Networker

Re: [Networker] Backups of Large clients 1+ TBs

2008-04-03 13:07:09
Subject: Re: [Networker] Backups of Large clients 1+ TBs
From: Ian G Batten <ian.batten AT UK.FUJITSU DOT COM>
To: NETWORKER AT LISTSERV.TEMPLE DOT EDU
Date: Thu, 3 Apr 2008 17:54:19 +0100
On 01 Apr 08, at 1509, sunman1 wrote:
What is a standard configuration with NetWorker to backup a system with a large amount of data? We have systems with 600-1000MB file systems, and MSSQL systems with 2-4TBs of data.

I'm backing several systems each with in excess of 20TB of data. I back up around 2TB of incrementals per day, as well.

The main things are (a) you can't go faster than your tape drives (b) you can't go faster than your networking (c) you can't go faster than your disks and (d) you can't go faster than the CPUs in the client, the NSR server and the storage node.

The incrementals (ie level 1..9 or inc) all go to staging disk. Because an incremental spends more of its time considering what to back up than it does backing up (depending on your ratio of changed to non-changed files) they behave terribly when sent to tape. I run a separate `save' process on each file system, making sure that the parallelism level is at or below the number of CPU threads the client can cope with and hoping that I have enough disk bandwidth that I don't need to manage the parallelism there.

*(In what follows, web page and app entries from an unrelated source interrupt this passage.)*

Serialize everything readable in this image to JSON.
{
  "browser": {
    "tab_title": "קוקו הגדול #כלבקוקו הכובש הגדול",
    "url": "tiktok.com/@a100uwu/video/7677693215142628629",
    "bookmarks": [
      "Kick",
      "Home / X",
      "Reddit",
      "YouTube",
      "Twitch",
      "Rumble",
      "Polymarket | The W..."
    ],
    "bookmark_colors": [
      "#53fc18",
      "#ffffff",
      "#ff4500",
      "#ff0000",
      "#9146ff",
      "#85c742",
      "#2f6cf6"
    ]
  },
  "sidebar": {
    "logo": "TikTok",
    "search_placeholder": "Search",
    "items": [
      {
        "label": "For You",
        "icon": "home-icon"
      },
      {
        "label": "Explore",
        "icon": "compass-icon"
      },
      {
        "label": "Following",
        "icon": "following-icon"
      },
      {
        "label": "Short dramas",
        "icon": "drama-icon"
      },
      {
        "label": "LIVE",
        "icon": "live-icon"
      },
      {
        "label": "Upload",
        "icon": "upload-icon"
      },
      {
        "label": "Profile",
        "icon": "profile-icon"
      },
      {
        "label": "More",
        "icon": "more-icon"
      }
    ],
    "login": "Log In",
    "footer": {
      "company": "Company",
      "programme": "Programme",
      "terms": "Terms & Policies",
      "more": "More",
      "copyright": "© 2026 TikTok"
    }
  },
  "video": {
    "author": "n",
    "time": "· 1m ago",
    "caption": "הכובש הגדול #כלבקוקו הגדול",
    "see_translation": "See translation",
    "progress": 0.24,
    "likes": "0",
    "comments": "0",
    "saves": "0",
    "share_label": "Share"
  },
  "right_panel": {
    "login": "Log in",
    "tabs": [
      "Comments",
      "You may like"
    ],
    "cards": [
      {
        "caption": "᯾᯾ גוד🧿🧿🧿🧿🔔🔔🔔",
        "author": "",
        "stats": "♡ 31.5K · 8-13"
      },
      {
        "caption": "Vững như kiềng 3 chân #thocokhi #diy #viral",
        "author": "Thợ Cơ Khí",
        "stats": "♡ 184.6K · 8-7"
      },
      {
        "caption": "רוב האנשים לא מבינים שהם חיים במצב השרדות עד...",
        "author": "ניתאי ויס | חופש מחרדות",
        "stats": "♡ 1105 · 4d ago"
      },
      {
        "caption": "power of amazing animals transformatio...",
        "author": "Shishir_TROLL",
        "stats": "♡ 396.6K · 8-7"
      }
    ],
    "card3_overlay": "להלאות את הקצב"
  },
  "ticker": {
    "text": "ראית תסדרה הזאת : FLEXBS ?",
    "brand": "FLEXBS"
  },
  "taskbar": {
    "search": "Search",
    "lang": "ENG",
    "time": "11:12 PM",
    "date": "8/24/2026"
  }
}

When I come to drop those savesets to tape the effective parallelism is one: ie I can run dozens of incremental streams into a disk staging area without worrying about how slow or fast they are, and then during production hours the following day I can take them to tape with nsrstage or nsrclone at full speed with little resource consumption.

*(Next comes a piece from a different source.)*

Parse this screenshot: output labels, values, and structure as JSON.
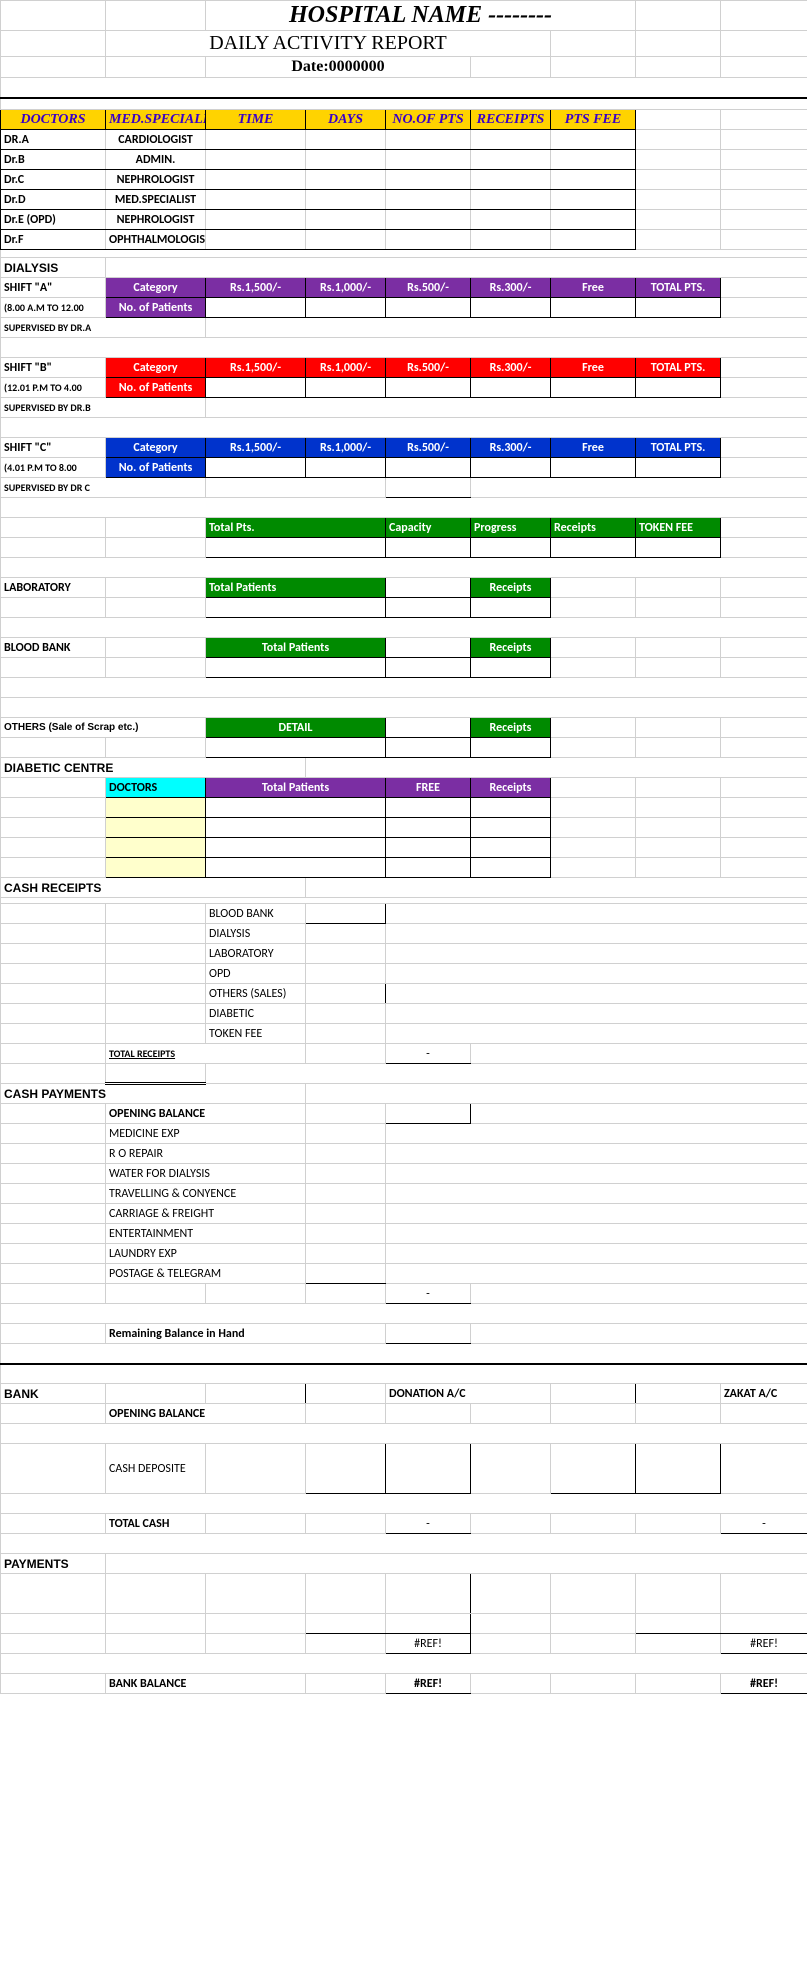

The baselines go straight to tape. I used to do funky things involving changing the parallelism level to a lower level during baselines but now I don't bother: the limiting factor for me is the tapes (LTO3) and the networking (GigE over 20km), and I can pull ~70MB/ sec out of the disk array and on to tape at pretty well any parallelism level. The main benefit of parallelism=1 is that recovering a single filesystem will be faster and involve fewer tapes, but that's something you can sort out during a cloning phase if you are concerned about it.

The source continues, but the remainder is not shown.